News On Japan

PayPay Teams Up With Visa to Break Into the U.S.

TOKYO - PayPay, Japan’s leading QR-code payment service, has announced a partnership with Visa, the world’s largest credit card network, as it looks to expand into the United States, where QR payments remain far less common and tap-to-pay dominates everyday transactions.

Cashless payments have become routine for many consumers in Japan, with smartphones increasingly replacing wallets at checkout, and PayPay used by more than half of the population as payment adoption rises steadily nationwide. The service can now be used at more than 10 million locations across Japan, and new use cases are emerging as digital payments push deeper into daily life, including “cashless offerings” at shrines, where visitors can scan and pay instead of dropping coins into a collection box.

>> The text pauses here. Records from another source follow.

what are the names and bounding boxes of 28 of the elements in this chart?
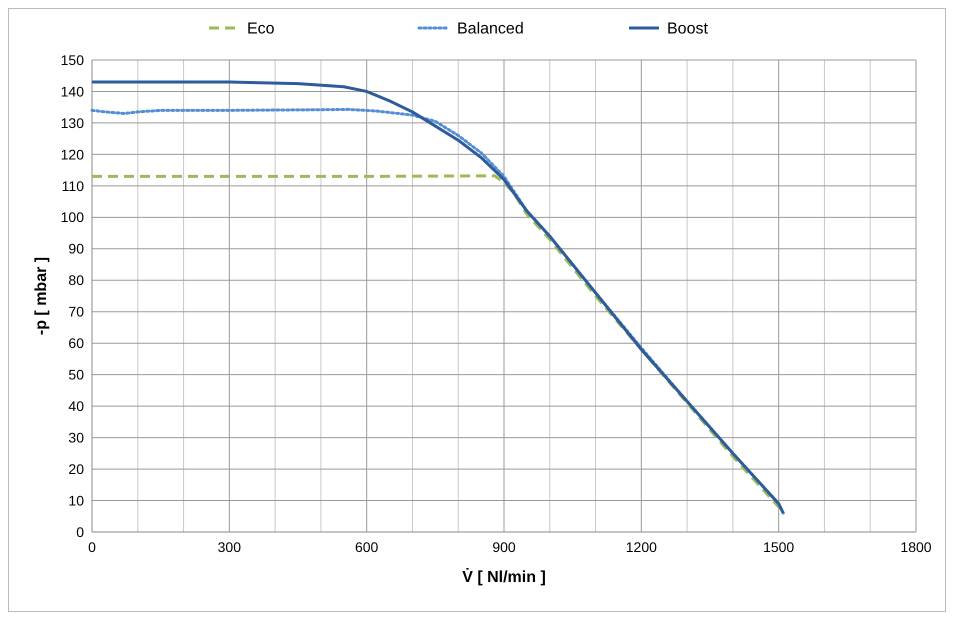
- y-tick-label: 100: [60, 209, 84, 226]
- y-tick-label: 150: [60, 52, 84, 68]
- y-tick-label: 90: [68, 240, 84, 257]
- y-tick-label: 0: [76, 524, 84, 540]
- x-tick-label: 1800: [900, 539, 932, 555]
- legend-label: Eco: [247, 20, 275, 38]
- legend-label: Balanced: [457, 20, 524, 38]
- y-tick-label: 30: [68, 430, 84, 446]
- x-tick-label: 0: [88, 539, 96, 555]
- y-tick-label: 130: [60, 114, 84, 131]
- y-tick-label: 120: [60, 146, 84, 162]
- x-tick-label: 300: [218, 539, 242, 555]
- y-tick-label: 40: [68, 398, 84, 414]
- x-tick-label: 1200: [626, 539, 658, 555]
- y-tick-label: 140: [60, 83, 84, 100]
- x-axis-title: V̇ [ Nl/min ]: [462, 568, 546, 586]
- x-tick-label: 600: [354, 539, 379, 555]
- y-tick-label: 70: [68, 304, 84, 320]
- legend-label: Boost: [667, 20, 708, 38]
- y-tick-label: 20: [68, 460, 84, 477]
- x-tick-label: 1500: [763, 539, 794, 555]
- y-tick-label: 60: [68, 335, 84, 352]
- y-tick-label: 10: [68, 492, 84, 508]
- y-tick-label: 50: [68, 366, 84, 383]
- x-tick-label: 900: [492, 539, 516, 555]
- y-axis-title: -p [ mbar ]: [33, 256, 50, 336]
- y-tick-label: 110: [62, 178, 84, 194]
- y-tick-label: 80: [68, 272, 84, 288]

PayPay has also been extending its reach overseas, expanding into South Korea in September last year and enabling users to pay at more than 2 million locations including convenience stores and restaurants, with the service automatically converting currencies at the time of purchase and showing the yen amount debited.

The bigger challenge lies in the U.S., where smartphone tap payments are widely used and some merchants that previously tried QR payments abandoned them after seeing little customer demand. Under the new strategic partnership, PayPay says it will examine ways to support both QR payments and tap payments, combining its strengths in QR-based transactions with Visa’s global card-payment infrastructure to compete in a market shaped by different consumer habits.

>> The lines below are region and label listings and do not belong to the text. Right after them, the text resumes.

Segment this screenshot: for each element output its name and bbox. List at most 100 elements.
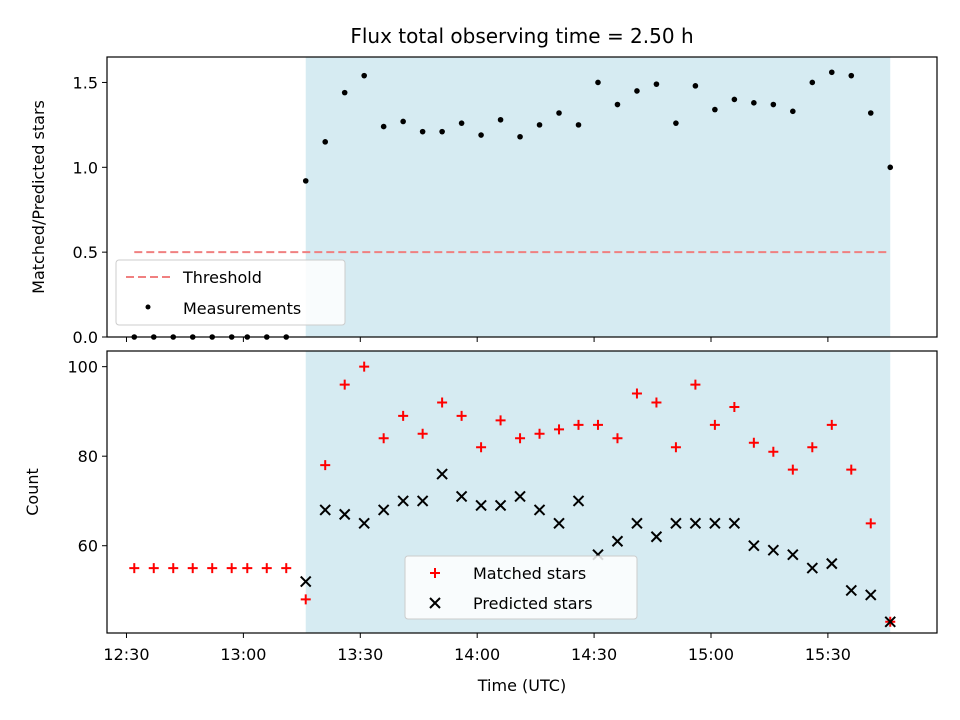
matched-star-point — [226, 563, 237, 574]
count-axis-ticks: 60 80 100 12:30 13:00 13:30 14:00 14:30 15:00 15:… — [67, 358, 850, 664]
measurement-point — [419, 128, 426, 135]
measurements-legend-label: Measurements — [183, 299, 301, 318]
count-panel-frame — [106, 350, 938, 634]
measurement-point — [731, 96, 738, 103]
observing-window-shade — [305, 57, 891, 337]
predicted-star-point — [338, 508, 351, 521]
matched-star-point — [281, 563, 292, 574]
measurement-point — [867, 110, 874, 116]
matched-star-point — [573, 419, 584, 430]
measurement-point — [848, 72, 855, 79]
measurement-point — [341, 89, 348, 96]
measurement-point — [790, 108, 796, 115]
matched-star-point — [320, 460, 331, 471]
matched-star-point — [359, 361, 370, 372]
time-tick-label: 15:30 — [805, 645, 851, 664]
predicted-star-point — [826, 557, 838, 570]
predicted-star-point — [670, 517, 682, 530]
predicted-star-point — [300, 575, 312, 588]
matched-star-point — [242, 563, 253, 574]
predicted-star-point — [397, 495, 409, 507]
matched-star-point — [612, 433, 623, 444]
predicted-star-point — [689, 517, 702, 530]
measurement-point — [302, 178, 309, 184]
matched-stars-points — [129, 361, 896, 627]
predicted-stars-legend-marker — [429, 597, 441, 609]
predicted-star-point — [475, 499, 487, 512]
predicted-star-point — [533, 504, 546, 516]
matched-star-point — [690, 379, 701, 390]
predicted-stars-legend-label: Predicted stars — [473, 594, 593, 613]
chart-title: Flux total observing time = 2.50 h — [350, 24, 693, 48]
measurement-point — [361, 72, 367, 79]
time-tick-label: 14:30 — [571, 645, 617, 664]
predicted-star-point — [553, 517, 565, 530]
matched-star-point — [807, 442, 818, 453]
predicted-star-point — [631, 517, 643, 530]
measurement-point — [322, 139, 329, 145]
matched-stars-legend-swatch — [430, 568, 440, 578]
predicted-star-point — [455, 490, 468, 503]
time-axis-label: Time (UTC) — [477, 676, 566, 695]
measurement-point — [634, 88, 640, 94]
matched-star-point — [846, 464, 857, 475]
predicted-star-point — [787, 548, 799, 561]
matched-star-point — [592, 419, 603, 430]
predicted-star-point — [377, 504, 390, 516]
matched-star-point — [207, 563, 218, 574]
time-tick-label: 13:30 — [337, 645, 383, 664]
measurement-point — [439, 128, 445, 135]
matched-star-point — [148, 563, 159, 574]
measurement-point — [770, 101, 777, 108]
count-tick-label: 100 — [67, 358, 98, 377]
measurement-point — [380, 123, 387, 130]
matched-star-point — [826, 419, 837, 430]
time-tick-label: 12:30 — [103, 645, 149, 664]
matched-star-point — [339, 379, 350, 390]
measurement-point — [400, 118, 406, 125]
measurement-point — [653, 81, 660, 87]
predicted-star-point — [650, 531, 663, 543]
ratio-tick-label: 0.5 — [73, 243, 98, 262]
matched-star-point — [631, 388, 642, 399]
count-tick-label: 80 — [78, 447, 98, 466]
ratio-tick-label: 1.5 — [73, 73, 98, 92]
ratio-panel: 0.0 0.5 1.0 1.5 Flux total observing time =… — [29, 24, 938, 347]
measurement-point — [614, 101, 621, 108]
count-panel: 60 80 100 12:30 13:00 13:30 14:00 14:30 15:00 15:… — [23, 350, 938, 695]
ratio-tick-label: 1.0 — [73, 158, 98, 177]
predicted-star-point — [494, 499, 507, 512]
predicted-star-point — [514, 490, 526, 503]
matched-star-point — [168, 563, 179, 574]
measurement-point — [712, 106, 718, 113]
matched-star-point — [398, 410, 409, 421]
count-legend-box — [404, 555, 638, 620]
predicted-star-point — [572, 495, 585, 507]
matched-star-point — [534, 428, 545, 439]
measurement-point — [517, 133, 523, 140]
matched-star-point — [437, 397, 448, 408]
time-tick-label: 14:00 — [454, 645, 500, 664]
measurement-point — [478, 132, 484, 138]
measurement-point — [575, 122, 582, 128]
predicted-star-point — [728, 517, 741, 530]
matched-star-point — [476, 442, 487, 453]
ratio-legend: Threshold Measurements — [115, 259, 346, 326]
count-legend: Matched stars Predicted stars — [404, 555, 638, 620]
measurement-point — [595, 79, 601, 86]
matched-star-point — [670, 442, 681, 453]
matched-star-point — [865, 518, 876, 529]
predicted-stars-points — [300, 468, 896, 628]
predicted-star-point — [845, 584, 857, 597]
matched-star-point — [651, 397, 662, 408]
matched-star-point — [709, 419, 720, 430]
ratio-panel-frame — [106, 56, 938, 338]
measurement-point — [828, 69, 835, 76]
matched-star-point — [417, 428, 428, 439]
matched-star-point — [456, 410, 467, 421]
count-tick-label: 60 — [78, 537, 98, 556]
measurement-point — [887, 164, 894, 171]
predicted-star-point — [416, 495, 429, 507]
predicted-star-point — [319, 504, 331, 516]
measurement-point — [809, 79, 816, 86]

PayPay is also positioning the partnership as a way to serve inbound demand, including plans to enable Visa payments at PayPay-affiliated merchants in Japan, which it says would make it easier for foreign visitors to pay while traveling.

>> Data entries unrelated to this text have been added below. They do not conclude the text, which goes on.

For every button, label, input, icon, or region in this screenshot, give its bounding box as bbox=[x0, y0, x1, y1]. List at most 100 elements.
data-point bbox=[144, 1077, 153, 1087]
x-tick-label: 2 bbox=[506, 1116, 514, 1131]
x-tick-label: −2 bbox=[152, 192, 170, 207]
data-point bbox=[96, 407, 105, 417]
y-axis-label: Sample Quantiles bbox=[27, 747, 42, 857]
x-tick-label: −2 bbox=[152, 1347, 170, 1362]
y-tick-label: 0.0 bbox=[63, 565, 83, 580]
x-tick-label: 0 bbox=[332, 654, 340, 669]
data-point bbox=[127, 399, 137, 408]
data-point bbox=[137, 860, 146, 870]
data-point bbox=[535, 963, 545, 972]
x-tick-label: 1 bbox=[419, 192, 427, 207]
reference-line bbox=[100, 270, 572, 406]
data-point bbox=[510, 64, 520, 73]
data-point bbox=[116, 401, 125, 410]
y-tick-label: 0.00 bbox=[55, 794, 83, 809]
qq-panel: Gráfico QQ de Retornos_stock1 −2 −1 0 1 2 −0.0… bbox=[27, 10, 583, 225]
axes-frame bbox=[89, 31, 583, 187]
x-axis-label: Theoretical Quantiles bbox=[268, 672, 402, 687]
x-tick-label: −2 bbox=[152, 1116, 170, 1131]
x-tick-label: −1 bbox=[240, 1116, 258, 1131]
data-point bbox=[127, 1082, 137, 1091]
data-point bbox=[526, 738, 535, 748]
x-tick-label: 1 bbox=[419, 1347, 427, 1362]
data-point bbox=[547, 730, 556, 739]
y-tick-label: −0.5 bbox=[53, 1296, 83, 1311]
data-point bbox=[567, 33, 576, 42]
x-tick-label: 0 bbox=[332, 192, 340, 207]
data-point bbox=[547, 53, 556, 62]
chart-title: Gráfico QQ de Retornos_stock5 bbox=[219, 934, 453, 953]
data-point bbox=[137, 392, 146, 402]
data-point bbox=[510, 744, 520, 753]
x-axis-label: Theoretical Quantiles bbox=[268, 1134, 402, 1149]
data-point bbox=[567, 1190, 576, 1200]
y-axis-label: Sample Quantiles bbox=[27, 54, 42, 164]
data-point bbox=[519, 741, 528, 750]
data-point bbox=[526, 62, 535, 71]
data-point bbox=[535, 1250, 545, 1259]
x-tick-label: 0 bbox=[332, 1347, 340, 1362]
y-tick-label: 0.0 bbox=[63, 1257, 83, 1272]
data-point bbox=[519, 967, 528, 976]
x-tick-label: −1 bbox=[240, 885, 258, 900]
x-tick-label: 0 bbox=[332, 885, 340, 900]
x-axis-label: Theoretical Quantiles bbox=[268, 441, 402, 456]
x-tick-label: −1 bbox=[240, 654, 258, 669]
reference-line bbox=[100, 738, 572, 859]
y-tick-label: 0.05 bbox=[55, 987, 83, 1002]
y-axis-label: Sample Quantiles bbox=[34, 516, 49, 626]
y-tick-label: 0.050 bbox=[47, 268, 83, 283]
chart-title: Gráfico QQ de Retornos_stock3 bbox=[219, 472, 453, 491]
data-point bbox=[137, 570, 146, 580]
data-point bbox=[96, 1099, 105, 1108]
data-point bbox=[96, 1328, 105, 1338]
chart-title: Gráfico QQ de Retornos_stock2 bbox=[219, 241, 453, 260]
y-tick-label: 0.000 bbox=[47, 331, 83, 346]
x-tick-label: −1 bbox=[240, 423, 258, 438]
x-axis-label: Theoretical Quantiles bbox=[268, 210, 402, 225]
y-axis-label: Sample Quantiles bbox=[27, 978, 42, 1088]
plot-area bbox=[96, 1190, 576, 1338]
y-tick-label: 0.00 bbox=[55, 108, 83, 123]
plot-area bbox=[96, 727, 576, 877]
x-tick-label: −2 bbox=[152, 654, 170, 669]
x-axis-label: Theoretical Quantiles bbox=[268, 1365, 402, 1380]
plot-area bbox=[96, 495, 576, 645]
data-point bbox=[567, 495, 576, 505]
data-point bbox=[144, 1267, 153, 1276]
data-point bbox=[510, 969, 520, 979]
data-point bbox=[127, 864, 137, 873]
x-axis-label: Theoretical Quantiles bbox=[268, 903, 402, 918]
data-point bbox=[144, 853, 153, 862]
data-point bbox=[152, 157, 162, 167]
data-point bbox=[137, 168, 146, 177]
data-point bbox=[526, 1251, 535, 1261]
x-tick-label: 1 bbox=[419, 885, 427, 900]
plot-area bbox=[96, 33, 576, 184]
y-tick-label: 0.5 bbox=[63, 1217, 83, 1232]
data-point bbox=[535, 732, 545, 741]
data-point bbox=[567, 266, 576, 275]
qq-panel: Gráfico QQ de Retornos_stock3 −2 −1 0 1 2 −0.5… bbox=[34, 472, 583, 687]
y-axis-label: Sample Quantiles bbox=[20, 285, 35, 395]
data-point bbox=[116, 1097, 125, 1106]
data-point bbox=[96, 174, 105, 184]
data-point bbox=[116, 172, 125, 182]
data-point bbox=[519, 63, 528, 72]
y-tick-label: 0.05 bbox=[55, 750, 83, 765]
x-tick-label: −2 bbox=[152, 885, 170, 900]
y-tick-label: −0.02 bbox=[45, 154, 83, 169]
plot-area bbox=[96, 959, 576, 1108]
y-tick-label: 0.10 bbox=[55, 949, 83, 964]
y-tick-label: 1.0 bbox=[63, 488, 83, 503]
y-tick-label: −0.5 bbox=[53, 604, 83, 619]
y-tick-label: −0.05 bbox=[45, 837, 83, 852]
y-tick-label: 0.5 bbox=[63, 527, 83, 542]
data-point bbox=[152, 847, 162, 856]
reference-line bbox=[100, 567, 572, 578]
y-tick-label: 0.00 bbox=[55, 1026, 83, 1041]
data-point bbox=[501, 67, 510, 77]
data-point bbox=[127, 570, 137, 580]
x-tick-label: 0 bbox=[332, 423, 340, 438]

Industry data discussed in the program highlighted how Japan’s cashless payment ratio was still around 40% as of 2023, while South Korea was described as approaching near-universal cashless usage, with Japan aiming to lift its ratio to 65% by 2030. Proponents argue that faster checkout is one advantage, with cash transactions taking roughly 26 seconds on average, while tap payments can cut more than 10 seconds, and QR payments can also reduce processing time.

The report also pointed to labor-saving benefits for retailers, citing findings from the Osaka Expo, which operated as an all-cashless venue, where time spent on cash-related tasks such as preparing change and closing registers was effectively eliminated, though concerns remain that customers who prefer cash could be left with fewer options as digital payments expand.

Note: The original material appears to be a TV-style transcript with repeated interjections and informal exchanges; these were condensed into standard newspaper prose while keeping the stated figures and claims intact.